A few days ago, I was on the beach with my daughter and we did this simple yoga pose against the stunning sunset (she is the taller one). I was filled with gratitude for the moment: for being blessed enough to have this girl who is ever so close to me and for the life that I now have. I said a little prayer of thanks.

Life had always been good to me. Then two years ago, the light went out. I couldn’t believe how savagely it hit me, but it taught me gratitude. Because two years ago, I was so ill that I could not lift my arms above my head without feeling out of breath. Now I could! I could hold this pose! I am grateful!

You see, I never expected to lose my health to the extent that I can’t do simple things like this pose.  I was eating well, and I was going to yoga and the gym several times a week. But I was being eaten up on the inside: emotionally and mentally, I was being wrecked. I was too wrecked to be grateful for what I still had. And within a short time-frame, my body lost its will to be well.

My partner said the look in my eyes frightened him, but he never gave up on me, despite my uncertain prognosis at that time. “I will carry you for the rest of your days,” he had said, kissing my fingertips. “We’ll still go on dates, hey, Jac?”

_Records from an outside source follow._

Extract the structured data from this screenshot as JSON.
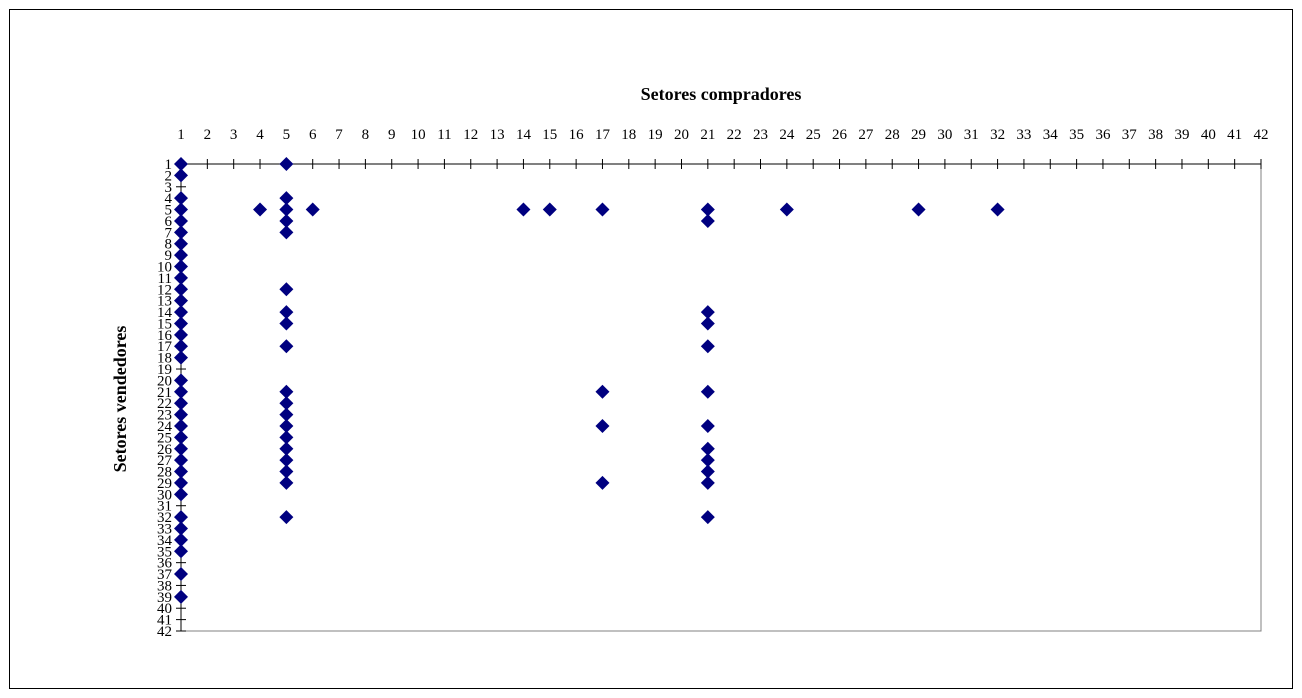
{
  "chart_data": {
    "type": "scatter",
    "title": "",
    "xlabel": "Setores compradores",
    "ylabel": "Setores vendedores",
    "xlim": [
      1,
      42
    ],
    "ylim": [
      1,
      42
    ],
    "y_inverted": true,
    "x_axis_position": "top",
    "grid": false,
    "legend": "none",
    "marker": "diamond",
    "marker_color": "#000080",
    "x_ticks": [
      "1",
      "2",
      "3",
      "4",
      "5",
      "6",
      "7",
      "8",
      "9",
      "10",
      "11",
      "12",
      "13",
      "14",
      "15",
      "16",
      "17",
      "18",
      "19",
      "20",
      "21",
      "22",
      "23",
      "24",
      "25",
      "26",
      "27",
      "28",
      "29",
      "30",
      "31",
      "32",
      "33",
      "34",
      "35",
      "36",
      "37",
      "38",
      "39",
      "40",
      "41",
      "42"
    ],
    "y_ticks": [
      "1",
      "2",
      "3",
      "4",
      "5",
      "6",
      "7",
      "8",
      "9",
      "10",
      "11",
      "12",
      "13",
      "14",
      "15",
      "16",
      "17",
      "18",
      "19",
      "20",
      "21",
      "22",
      "23",
      "24",
      "25",
      "26",
      "27",
      "28",
      "29",
      "30",
      "31",
      "32",
      "33",
      "34",
      "35",
      "36",
      "37",
      "38",
      "39",
      "40",
      "41",
      "42"
    ],
    "series": [
      {
        "points": [
          [
            1,
            1
          ],
          [
            1,
            2
          ],
          [
            1,
            4
          ],
          [
            1,
            5
          ],
          [
            1,
            6
          ],
          [
            1,
            7
          ],
          [
            1,
            8
          ],
          [
            1,
            9
          ],
          [
            1,
            10
          ],
          [
            1,
            11
          ],
          [
            1,
            12
          ],
          [
            1,
            13
          ],
          [
            1,
            14
          ],
          [
            1,
            15
          ],
          [
            1,
            16
          ],
          [
            1,
            17
          ],
          [
            1,
            18
          ],
          [
            1,
            20
          ],
          [
            1,
            21
          ],
          [
            1,
            22
          ],
          [
            1,
            23
          ],
          [
            1,
            24
          ],
          [
            1,
            25
          ],
          [
            1,
            26
          ],
          [
            1,
            27
          ],
          [
            1,
            28
          ],
          [
            1,
            29
          ],
          [
            1,
            30
          ],
          [
            1,
            32
          ],
          [
            1,
            33
          ],
          [
            1,
            34
          ],
          [
            1,
            35
          ],
          [
            1,
            37
          ],
          [
            1,
            39
          ],
          [
            4,
            5
          ],
          [
            5,
            1
          ],
          [
            5,
            4
          ],
          [
            5,
            5
          ],
          [
            5,
            6
          ],
          [
            5,
            7
          ],
          [
            5,
            12
          ],
          [
            5,
            14
          ],
          [
            5,
            15
          ],
          [
            5,
            17
          ],
          [
            5,
            21
          ],
          [
            5,
            22
          ],
          [
            5,
            23
          ],
          [
            5,
            24
          ],
          [
            5,
            25
          ],
          [
            5,
            26
          ],
          [
            5,
            27
          ],
          [
            5,
            28
          ],
          [
            5,
            29
          ],
          [
            5,
            32
          ],
          [
            6,
            5
          ],
          [
            14,
            5
          ],
          [
            15,
            5
          ],
          [
            17,
            5
          ],
          [
            17,
            21
          ],
          [
            17,
            24
          ],
          [
            17,
            29
          ],
          [
            21,
            5
          ],
          [
            21,
            6
          ],
          [
            21,
            14
          ],
          [
            21,
            15
          ],
          [
            21,
            17
          ],
          [
            21,
            21
          ],
          [
            21,
            24
          ],
          [
            21,
            26
          ],
          [
            21,
            27
          ],
          [
            21,
            28
          ],
          [
            21,
            29
          ],
          [
            21,
            32
          ],
          [
            24,
            5
          ],
          [
            29,
            5
          ],
          [
            32,
            5
          ]
        ]
      }
    ]
  }
}
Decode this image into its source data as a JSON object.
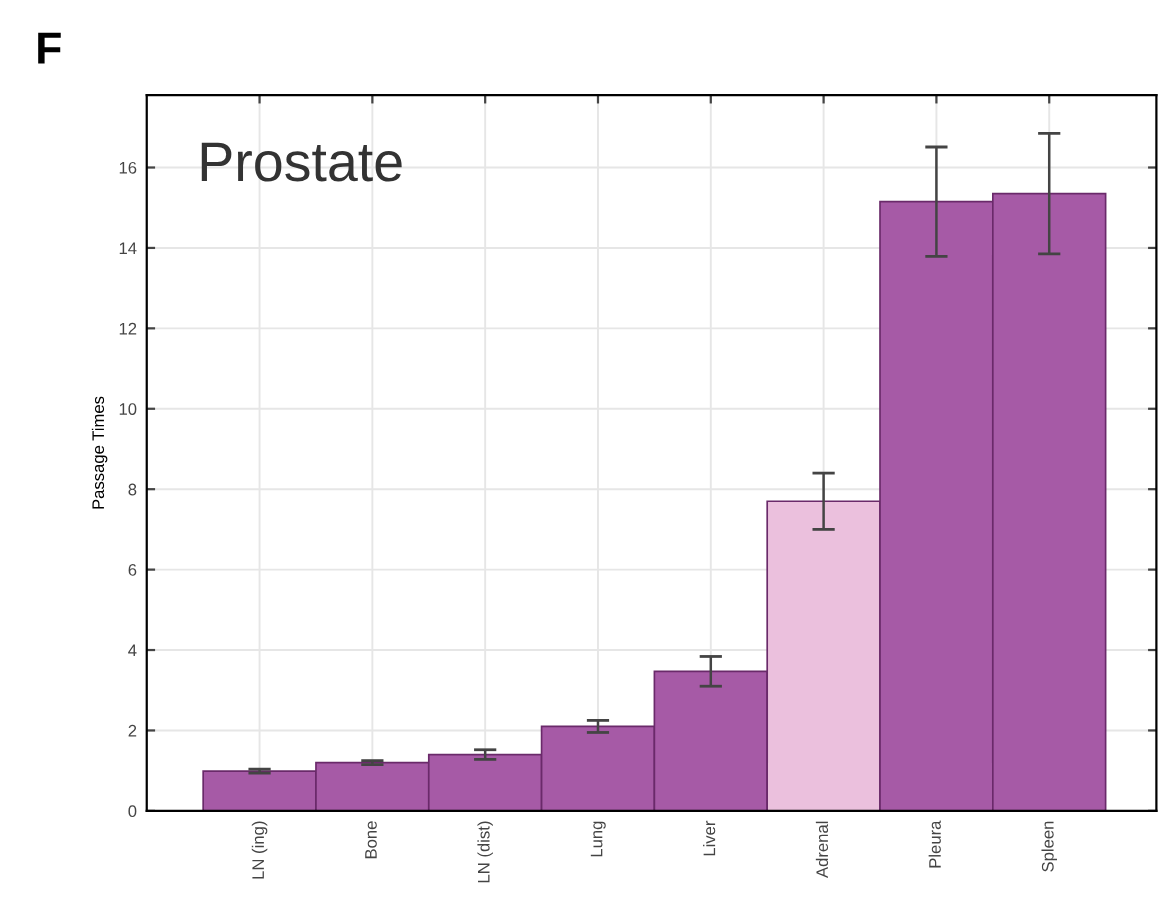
{
  "chart_data": {
    "type": "bar",
    "ylabel": "Passage Times",
    "annotations": [
      "F",
      "Prostate"
    ],
    "categories": [
      "LN (ing)",
      "Bone",
      "LN (dist)",
      "Lung",
      "Liver",
      "Adrenal",
      "Pleura",
      "Spleen"
    ],
    "values": [
      0.99,
      1.2,
      1.4,
      2.1,
      3.47,
      7.7,
      15.15,
      15.35
    ],
    "errors": [
      0.05,
      0.05,
      0.12,
      0.15,
      0.37,
      0.7,
      1.36,
      1.5
    ],
    "colors": [
      "#a65aa6",
      "#a65aa6",
      "#a65aa6",
      "#a65aa6",
      "#a65aa6",
      "#ebc0dd",
      "#a65aa6",
      "#a65aa6"
    ],
    "ylim": [
      0,
      17.8
    ],
    "yticks": [
      0,
      2,
      4,
      6,
      8,
      10,
      12,
      14,
      16
    ],
    "grid": true
  }
}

I am grateful, and I hold on to this gratitude when he drives me crazy. These little things that make me mad are nothing compared to the big things he had done for me: I look back at our history and it is filled with his good deeds for me, even when we were just acquaintances.

“Thank you,” I often say to him, thinking about the things he had done for me, including the cups of tea he brings me, and he would just shrug, ‘I must have owed you a bloody big debt in my previous life.”

This is the thing about gratitude. If you are grateful, the universe thinks, “Ah, she likes it. I’ll give her more.” The converse is also true: if you stop practicing it, you might lose something or someone of great value, who thinks, “I am not wanted, so I will leave”.